Сколько ему лет, веков, вечностей, непостижимых людям? Ведь для них всё, что за пределами личного горизонта времени – «история». Мёртвое каменное слово, готовое перетереть в своих жерновах ложь и правду, суть и смысл, причину и следствие… перетереть, обратить в пыль и развеять лживыми словами.
Он – вервр. Он невесть как долго жил и сам был – памятью. Памятью и болью, потому что пока настоящее сберегается, оно причиняет страдания. Затем он стал рэкстом и утратил прошлое, и узнал: забвение – тоже боль. Не меньшая. А сейчас он наделён двойной болью: не может вернуть память и не способен расстаться с надеждой обрести прошлое, восстать из пепла. Снова знать, кем был, с кем враждовал, о ком или о чем заботился. Почему сейчас принимает такие решения, так видит людей и по таким вот меркам оценивает их действия…
– Синий! И вот. И так. Синий.
Ана запыхтела усерднее, по всему понятно – слюни пустила, прикусив губу и скорчившись над своей верёвкой. Ана – та ещё казнь. Гнойная заноза, не дающая даже слепому сосредоточиться, уйти в себя, нырнуть в тёмные недра прошлого.

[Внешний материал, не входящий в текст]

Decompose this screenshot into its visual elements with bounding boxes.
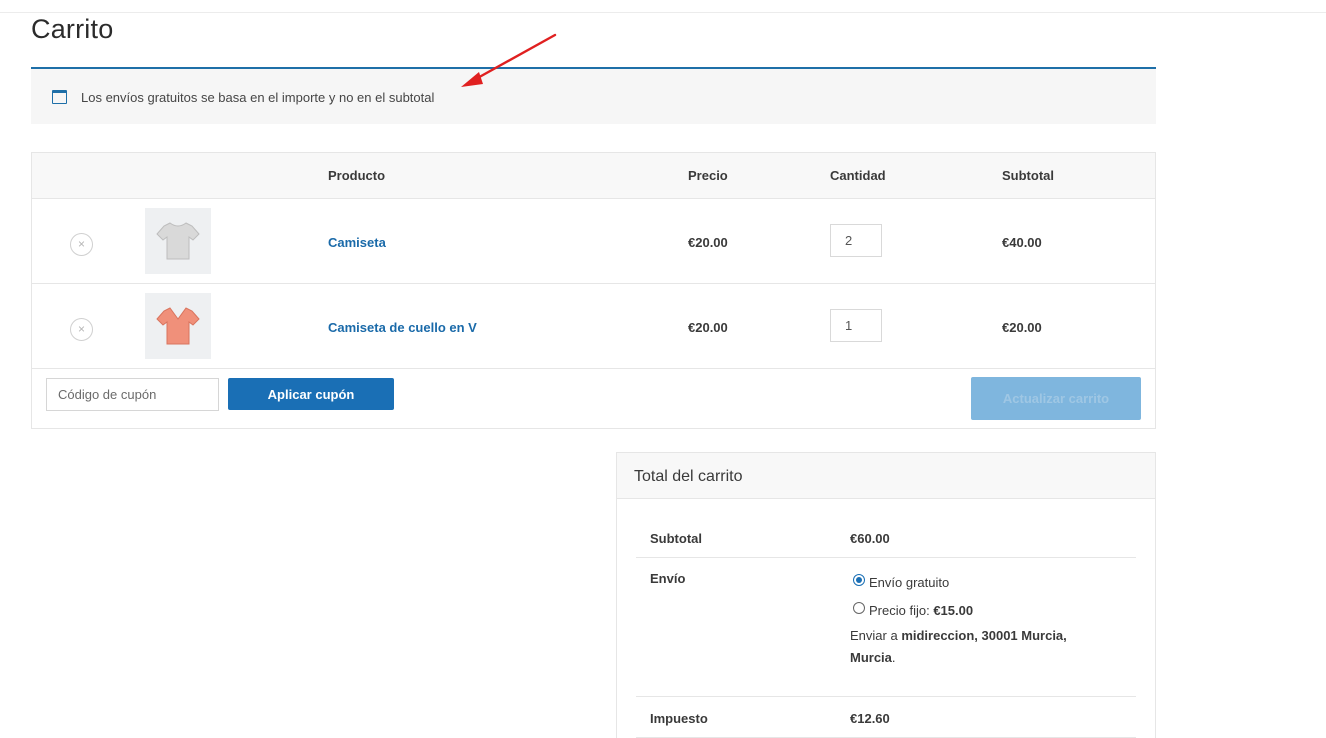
product-link[interactable]: Camiseta de cuello en V	[328, 320, 477, 335]
product-price: €20.00	[688, 235, 728, 250]
tax-value: €12.60	[850, 711, 890, 726]
shipping-flat-rate-price: €15.00	[933, 603, 974, 618]
header-product: Producto	[328, 168, 386, 183]
page-title: Carrito	[31, 14, 114, 44]
header-quantity: Cantidad	[830, 168, 886, 183]
remove-item-button[interactable]: ×	[70, 233, 93, 256]
subtotal-value: €60.00	[850, 531, 890, 546]
apply-coupon-button[interactable]: Aplicar cupón	[228, 378, 394, 410]
ship-to-address: Enviar a midireccion, 30001 Murcia, Murc…	[850, 625, 1110, 669]
divider	[636, 696, 1136, 697]
product-thumbnail[interactable]	[145, 293, 211, 359]
cart-totals-title: Total del carrito	[634, 468, 743, 485]
divider	[636, 557, 1136, 558]
tshirt-icon	[156, 222, 200, 260]
shipping-free-label[interactable]: Envío gratuito	[869, 575, 949, 590]
coupon-code-input[interactable]	[46, 378, 219, 411]
remove-item-button[interactable]: ×	[70, 318, 93, 341]
shipping-flat-rate-text: Precio fijo:	[869, 603, 934, 618]
line-subtotal: €20.00	[1002, 320, 1042, 335]
ship-to-prefix: Enviar a	[850, 628, 902, 643]
window-icon	[52, 90, 67, 104]
product-link[interactable]: Camiseta	[328, 235, 386, 250]
ship-to-suffix: .	[891, 650, 896, 665]
quantity-input[interactable]: 1	[830, 309, 882, 342]
vneck-tshirt-icon	[156, 307, 200, 345]
update-cart-button[interactable]: Actualizar carrito	[971, 377, 1141, 420]
product-price: €20.00	[688, 320, 728, 335]
header-subtotal: Subtotal	[1002, 168, 1054, 183]
shipping-flat-rate-radio[interactable]	[853, 602, 865, 614]
shipping-label: Envío	[650, 571, 686, 586]
table-row: × Camiseta €20.00 2 €40.00	[32, 199, 1155, 284]
notice-text: Los envíos gratuitos se basa en el impor…	[81, 90, 435, 105]
cart-actions: Aplicar cupón Actualizar carrito	[32, 369, 1155, 429]
cart-totals-header: Total del carrito	[617, 453, 1155, 499]
shipping-free-radio[interactable]	[853, 574, 865, 586]
table-row: × Camiseta de cuello en V €20.00 1 €20.0…	[32, 284, 1155, 369]
cart-table: Producto Precio Cantidad Subtotal × Cami…	[31, 152, 1156, 429]
product-thumbnail[interactable]	[145, 208, 211, 274]
subtotal-label: Subtotal	[650, 531, 702, 546]
line-subtotal: €40.00	[1002, 235, 1042, 250]
quantity-input[interactable]: 2	[830, 224, 882, 257]
header-price: Precio	[688, 168, 728, 183]
top-divider	[0, 12, 1326, 13]
info-notice: Los envíos gratuitos se basa en el impor…	[31, 67, 1156, 124]
shipping-flat-rate-label[interactable]: Precio fijo: €15.00	[869, 603, 973, 618]
tax-label: Impuesto	[650, 711, 708, 726]
cart-totals: Total del carrito Subtotal €60.00 Envío …	[616, 452, 1156, 738]
table-header: Producto Precio Cantidad Subtotal	[32, 153, 1155, 199]
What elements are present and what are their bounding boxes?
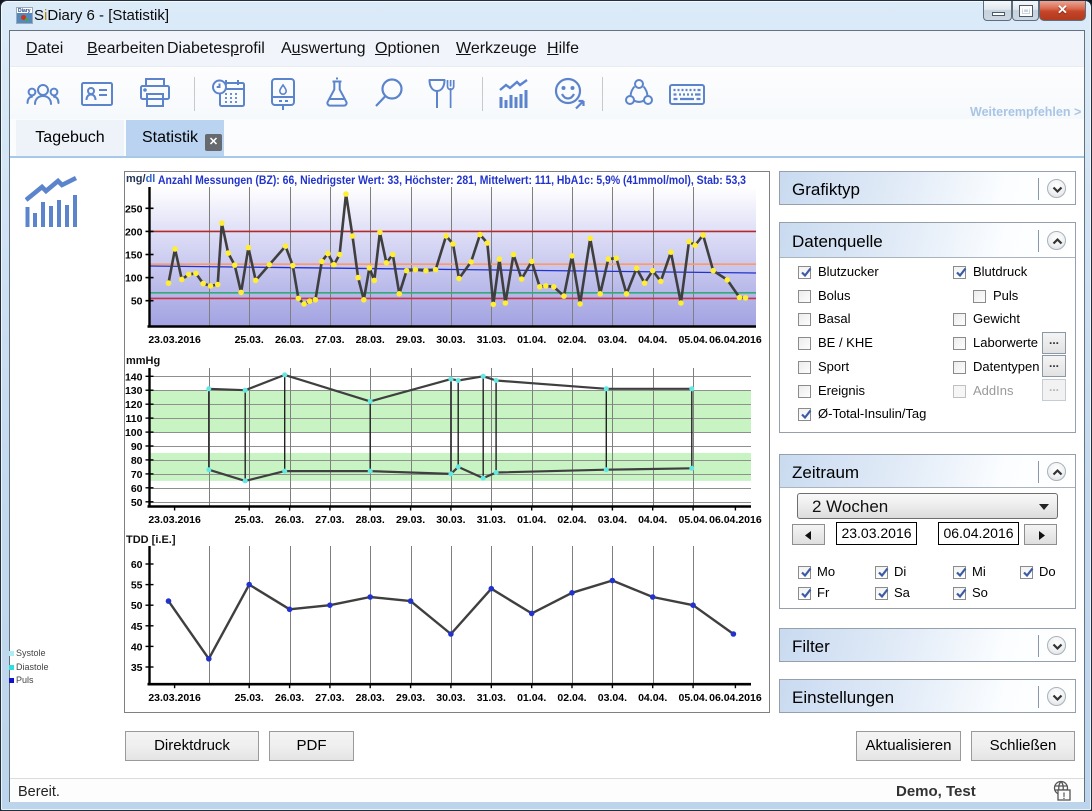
svg-text:05.04.: 05.04. — [678, 334, 707, 346]
svg-text:03.04.: 03.04. — [598, 692, 627, 704]
svg-text:150: 150 — [125, 250, 143, 262]
svg-text:03.04.: 03.04. — [598, 334, 627, 346]
svg-text:100: 100 — [125, 273, 143, 285]
svg-text:30.03.: 30.03. — [436, 692, 465, 704]
svg-text:27.03.: 27.03. — [315, 514, 344, 526]
svg-text:02.04.: 02.04. — [557, 514, 586, 526]
svg-text:Anzahl Messungen (BZ): 66, Nie: Anzahl Messungen (BZ): 66, Niedrigster W… — [158, 173, 746, 187]
svg-text:30.03.: 30.03. — [436, 334, 465, 346]
svg-text:25.03.: 25.03. — [235, 514, 264, 526]
svg-text:50: 50 — [131, 296, 143, 308]
svg-text:mmHg: mmHg — [126, 355, 160, 367]
svg-text:50: 50 — [131, 600, 143, 612]
svg-text:04.04.: 04.04. — [638, 692, 667, 704]
svg-text:23.03.2016: 23.03.2016 — [148, 514, 201, 526]
svg-text:45: 45 — [131, 621, 143, 633]
svg-text:01.04.: 01.04. — [517, 692, 546, 704]
svg-text:06.04.2016: 06.04.2016 — [709, 514, 762, 526]
svg-text:04.04.: 04.04. — [638, 334, 667, 346]
svg-text:06.04.2016: 06.04.2016 — [709, 334, 762, 346]
svg-text:02.04.: 02.04. — [557, 334, 586, 346]
svg-text:50: 50 — [131, 497, 143, 509]
svg-text:55: 55 — [131, 580, 143, 592]
svg-text:26.03.: 26.03. — [275, 334, 304, 346]
svg-text:250: 250 — [125, 203, 143, 215]
svg-text:27.03.: 27.03. — [315, 692, 344, 704]
svg-text:29.03.: 29.03. — [396, 514, 425, 526]
svg-text:28.03.: 28.03. — [356, 334, 385, 346]
svg-text:06.04.2016: 06.04.2016 — [709, 692, 762, 704]
svg-text:TDD [i.E.]: TDD [i.E.] — [126, 534, 176, 546]
svg-text:23.03.2016: 23.03.2016 — [148, 334, 201, 346]
svg-text:mg/dl: mg/dl — [126, 173, 155, 185]
svg-text:31.03.: 31.03. — [477, 334, 506, 346]
svg-text:29.03.: 29.03. — [396, 692, 425, 704]
svg-text:60: 60 — [131, 483, 143, 495]
svg-text:30.03.: 30.03. — [436, 514, 465, 526]
svg-text:01.04.: 01.04. — [517, 334, 546, 346]
svg-text:01.04.: 01.04. — [517, 514, 546, 526]
svg-text:23.03.2016: 23.03.2016 — [148, 692, 201, 704]
svg-text:02.04.: 02.04. — [557, 692, 586, 704]
svg-text:!: ! — [1063, 791, 1066, 801]
svg-text:25.03.: 25.03. — [235, 334, 264, 346]
svg-text:05.04.: 05.04. — [678, 514, 707, 526]
svg-text:40: 40 — [131, 641, 143, 653]
svg-text:60: 60 — [131, 559, 143, 571]
svg-text:110: 110 — [126, 413, 143, 425]
svg-text:27.03.: 27.03. — [315, 334, 344, 346]
svg-text:26.03.: 26.03. — [275, 514, 304, 526]
svg-text:03.04.: 03.04. — [598, 514, 627, 526]
svg-text:31.03.: 31.03. — [477, 692, 506, 704]
svg-text:28.03.: 28.03. — [356, 692, 385, 704]
svg-text:35: 35 — [131, 662, 143, 674]
svg-text:100: 100 — [125, 427, 143, 439]
svg-text:04.04.: 04.04. — [638, 514, 667, 526]
svg-text:29.03.: 29.03. — [396, 334, 425, 346]
svg-text:05.04.: 05.04. — [678, 692, 707, 704]
svg-text:120: 120 — [125, 399, 143, 411]
svg-text:140: 140 — [125, 371, 143, 383]
svg-text:130: 130 — [125, 385, 143, 397]
svg-text:90: 90 — [131, 441, 143, 453]
svg-text:31.03.: 31.03. — [477, 514, 506, 526]
svg-text:25.03.: 25.03. — [235, 692, 264, 704]
svg-text:28.03.: 28.03. — [356, 514, 385, 526]
svg-text:200: 200 — [125, 226, 143, 238]
svg-text:26.03.: 26.03. — [275, 692, 304, 704]
svg-text:80: 80 — [131, 455, 143, 467]
svg-text:70: 70 — [131, 469, 143, 481]
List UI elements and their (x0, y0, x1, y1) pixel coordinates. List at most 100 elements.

– Жёлтый! И вот… и вот… и ну…
Хотелось выть. Недавно ему примерещилось, что растить детёныша то ли людей, то ли атлов, не слишком трудно. Накорми, напои, закинь за спину и тащи на горбе. А всякие «гу-гу, тятя-тя, касиво-кусно» – слух быстро научается не допускать их в сознание, выметать как звуковой мусор.
– Желтый!
За минувший год дитя прибавило в весе и росте, но тяжкой ношей сделалось вовсе не потому. Ана повадилась думать. И принимать решения. И исполнять их, не считаясь ни с чем. Откуда-то, каким-то таким чудом она умудрилась усвоить, что её личный «тятя пама» – и что бы значило нелепое сочетание слов? – вынужден терпеливо таскать свою казнь на горбе, как бы его ни допекали детские затеи.
– Бант! Ещё бант! – счастливо провозгласила Ана, затянув третий узел на верёвке и украшая его кривой петлёй, которую она и назвала бантом.
Вервр обречённо вздохнул. Он не сомневался в дальнейшем. Три дня назад он яростно отказывался вытачивать кольца из разных пород дерева. Два дня назад он твердил с рычанием, что не купит краску и не будет вонять ею и лаком, что затея дурацкая, что он уж точно никогда… И вот кольца выточены, окрашены, отлакированы и нанизаны на пеньковую верёвку. И сбежать никак нельзя.
– Цветы, – счастливо хихикая, Ана попыталась втиснуть верёвку в крепко сжатые пальцы вервра. – Тебе. Тут красный, клён. Тут синий, дуб. Тут жёлтый, сосна. Дарю. Тебе. Видишь? Так – видишь? Ан!
– Цвета, – смирившись и надеясь на завершение пытки, поправил вервр.
– Цвета. Разные, – согласилась Ана. Хихикая и пританцовывая, оббежала вервра по кругу. Верёвку с бряцающими деревяшками она волокла за собой. А затем, конечно же, ловко набросила на шею жертвы детского произвола, именуемого «нежная забота».
– Носи!
Уже в которой раз за год вервр мысленно порадовался слепоте. Он хотя бы не видит себя со стороны.